In the book Writing Down the Bones, Natalie Goldberg writes about how she urges her writing students to accept their obsessions to help them get writing; she has her writing groups “make lists of their obsessions so that they can see what they unconsciously (and consciously) spend their waking hours thinking about. After you write them down you can put them to good use. You have a list of things to write about.”
When it comes to our obsessions, we really are driven. We’re interested. We have unique perspectives and we become fascinating creatures when we talk about them. We should accept our obsessions, whatever they are, because they have a lot of power when it comes to our creative work. Goldberg says, you don’t start writing about politics by thinking you should – you start by becoming obsessed with it: “Start caring about politics, reading about it, talking about it, and don’t worry about what it will do to your writing. When it becomes an obsession, you will naturally write about it.”
When I read this part of the book I got thinking about how I could try and “train myself” to become obsessed with what I think I should write about, as a way to trick myself into writing about something more important. But of course that’s not really the point with this exercise. The point is to accept what I care about a lot now, and just write about that. That’s who I am now, and that’s what I have to offer. Sharing that, I think, is likely to be more helpful or interesting for a reader than me feigning expertise on some issue I think I “should” write about.

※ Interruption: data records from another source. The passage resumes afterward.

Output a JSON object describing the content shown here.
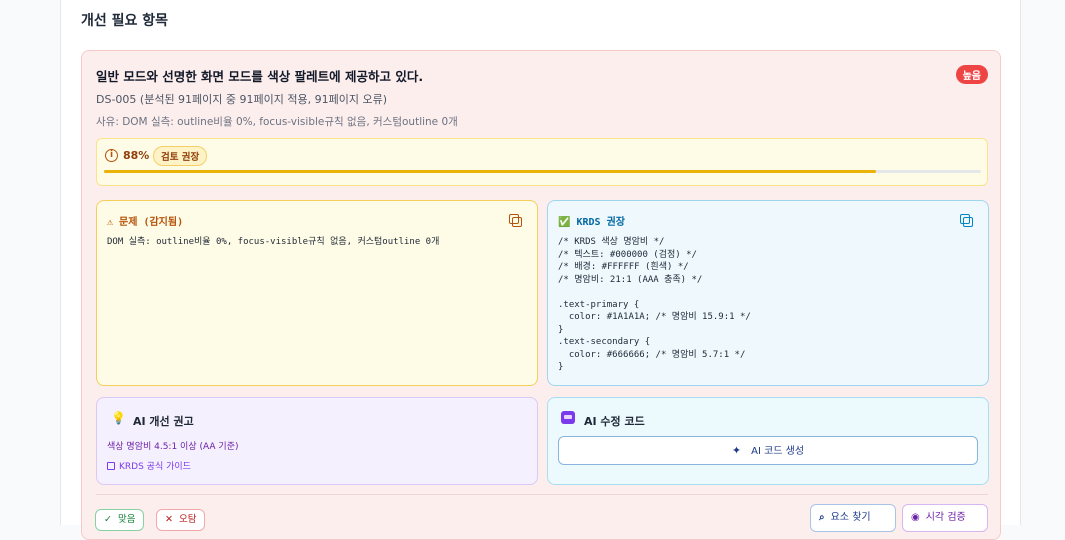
{
  "section": {
    "title": "개선 필요 항목"
  },
  "issue": {
    "title": "일반 모드와 선명한 화면 모드를 색상 팔레트에 제공하고 있다.",
    "severity": "높음",
    "id_line": "DS-005 (분석된 91페이지 중 91페이지 적용, 91페이지 오류)",
    "reason": "사유: DOM 실측: outline비율 0%, focus-visible규칙 없음, 커스텀outline 0개"
  },
  "confidence": {
    "value": "88%",
    "percent": 88,
    "badge": "검토 권장"
  },
  "problem": {
    "title": "⚠ 문제 (감지됨)",
    "code": "DOM 실측: outline비율 0%, focus-visible규칙 없음, 커스텀outline 0개"
  },
  "krds": {
    "title": "✅ KRDS 권장",
    "code": "/* KRDS 색상 명암비 */\n/* 텍스트: #000000 (검정) */\n/* 배경: #FFFFFF (흰색) */\n/* 명암비: 21:1 (AAA 충족) */\n\n.text-primary {\n  color: #1A1A1A; /* 명암비 15.9:1 */\n}\n.text-secondary {\n  color: #666666; /* 명암비 5.7:1 */\n}"
  },
  "ai_advice": {
    "title": "AI 개선 권고",
    "desc": "색상 명암비 4.5:1 이상 (AA 기준)",
    "link": "KRDS 공식 가이드"
  },
  "ai_fix": {
    "title": "AI 수정 코드",
    "button": "AI 코드 생성"
  },
  "actions": {
    "correct": "맞음",
    "wrong": "오탐",
    "find": "요소 찾기",
    "visual": "시각 검증"
  },
  "colors": {
    "severity": "#ef4444",
    "progress": "#eab308",
    "accent": "#7c3aed"
  }
}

This requires maturity and practice to do, and get used to doing.
I listened to an interview with Tavi Gevinson where she talked about how when she first listened to Taylor’s stuff, Tavi was like, “this is not really the kind of love song I identify with or even want to listen to” (the whole heteronormative, boy meets girl, boy breaks up with girl, etc.) Then Tavi interviewed Taylor and Taylor told her about how when she wrote her first album at 14, it was just her responding to the world around her, writing about love as it was being written about in songs that she’d been exposed to. Taylor started off doing what she thought she was supposed to do as a songwriter, and the result was that Tavi didn’t get it.
What she, and maybe other listeners, might have “got” more is if 14-year old Taylor wrote about something she actually did think about a lot then. This would have required a lot more vulnerability and risk and could have been a huge disaster – it certainly wouldn’t have set her up for commercial success in the same way, which is what she was going for I assume, but it would have had a shot at making a deep connection with the few people it did reach.
If this is the goal for our writing – for our readers to get it, and feel got – then practicing our own self-acceptance is unavoidable.
I think it’s a good practice to start writing about what we’re obsessed with now, and trust the process enough to let our understanding and our body of work grow and evolve. Natalie says, the task of a writer isn’t to judge, but to, “say a holy yes to the real things in our life as they exist – the real truth of who we are… to step forward with a yes on our lips so there can be no more noes in the world, noes that invalidate life and stop these details from continuing.”
That’s the direction I want to grow in – more yes, less no, for me, and my audience.